# Does anyone know what this is?



## 480sparky (Sep 20, 2007)

Dammit, Jim......We're electricians, not the crew of "History's Mysterys"! 

One photo doens't cut it. Especially when that one photo shows just what appears to be a screen with a map on it.

For all I know, it could be a Star Trek tricorder.


----------



## James Bond (Jul 29, 2009)

Fair enough, 480sparky. 

I only have the one image, sadly. It's a screen grab from the 1974 Bond film The Man With the Golden Gun. The device was mounted on the dash of a plane as some kind of tracking device. I guess I'm hoping someone will recognize the markings (ie 'Scale Amplifier', 'Sensitivity' and the other word ending in 'ator'). 

Thanks anyway.


----------



## 480sparky (Sep 20, 2007)

James Bond said:


> ...... It's a screen grab from the 1974 Bond film The Man With the Golden Gun. The device was mounted on the dash of a plane as some kind of tracking device. I guess I'm hoping someone will recognize the markings .........

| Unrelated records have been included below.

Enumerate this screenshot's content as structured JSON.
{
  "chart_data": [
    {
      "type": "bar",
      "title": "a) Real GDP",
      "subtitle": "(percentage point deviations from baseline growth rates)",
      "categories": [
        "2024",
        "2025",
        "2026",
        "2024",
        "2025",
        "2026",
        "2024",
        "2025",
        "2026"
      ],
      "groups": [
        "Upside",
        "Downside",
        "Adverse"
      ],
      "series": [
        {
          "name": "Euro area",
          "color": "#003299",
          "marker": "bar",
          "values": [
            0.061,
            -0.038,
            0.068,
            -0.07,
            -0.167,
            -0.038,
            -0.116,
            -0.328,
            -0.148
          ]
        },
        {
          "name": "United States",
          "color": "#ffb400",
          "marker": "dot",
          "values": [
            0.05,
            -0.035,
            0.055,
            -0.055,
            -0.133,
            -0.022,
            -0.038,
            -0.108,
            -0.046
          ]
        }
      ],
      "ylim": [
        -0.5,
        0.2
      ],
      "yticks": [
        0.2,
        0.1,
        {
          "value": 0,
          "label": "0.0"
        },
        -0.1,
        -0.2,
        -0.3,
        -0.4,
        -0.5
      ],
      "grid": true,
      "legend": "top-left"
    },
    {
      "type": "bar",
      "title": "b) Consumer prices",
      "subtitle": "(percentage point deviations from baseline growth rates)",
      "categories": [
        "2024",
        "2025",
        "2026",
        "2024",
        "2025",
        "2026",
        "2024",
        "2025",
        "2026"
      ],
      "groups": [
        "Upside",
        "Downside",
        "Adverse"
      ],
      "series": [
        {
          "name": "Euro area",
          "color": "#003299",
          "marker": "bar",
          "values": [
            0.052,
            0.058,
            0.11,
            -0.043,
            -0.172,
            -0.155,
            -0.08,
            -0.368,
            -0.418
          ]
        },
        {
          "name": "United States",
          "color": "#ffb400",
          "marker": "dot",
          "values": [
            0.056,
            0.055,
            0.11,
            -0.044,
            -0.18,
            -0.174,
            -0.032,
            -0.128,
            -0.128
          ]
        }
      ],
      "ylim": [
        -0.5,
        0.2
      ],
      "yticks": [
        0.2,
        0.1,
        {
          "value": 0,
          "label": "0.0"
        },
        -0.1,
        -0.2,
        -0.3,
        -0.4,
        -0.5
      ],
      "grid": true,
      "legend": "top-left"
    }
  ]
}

What you have here, then, is a movie prop. It doesn't exist in real life other than something that was made to look real. Just like the tricorders from Star Trek.


----------



## MDShunk (Jan 7, 2007)

Scale amplifier, sensitivity, and balance indicator are terms most often used in association with a strain gauge. Strain gauges are used, among other things, as the readout for scales and tension testers.


----------



## mattsilkwood (Sep 21, 2008)

thats a map


----------



## mattsilkwood (Sep 21, 2008)

i didnt think tom tom had been around that long


----------



## bigredc222 (Oct 23, 2007)

It's one of those things that goes Bloop Bloop. With a light that lights up wherever the the vehicle is that you stuck the tracking device on. Very common on shows like Charlies Angels, Get smart,:laughing:

In one of the Bong movies, James is under water for whatever reason. He pulls this thing the size of a sharpie out of his pocket, puts it in his mouth and he can breath under water. 
So one of the big shots from the CIA that's supposed to be protecting our country, contacts the director of the movie or someone. Sorry my specifics aren't to clear. Anyway the CIA guy asks the Bond movie guy about this underwater breathing device. The CIA what's to get some for themselves. The movie guy tells him it's just a prop. CIA guy doesn't understand. He just wants to find out where to get them. Finally the movie guy get's the CIA guy to understand there's no such thing it's just a pen or something made to look a little different.
Chris
I saw the movie guy getting interviewed tell the story. I guess it's true.


----------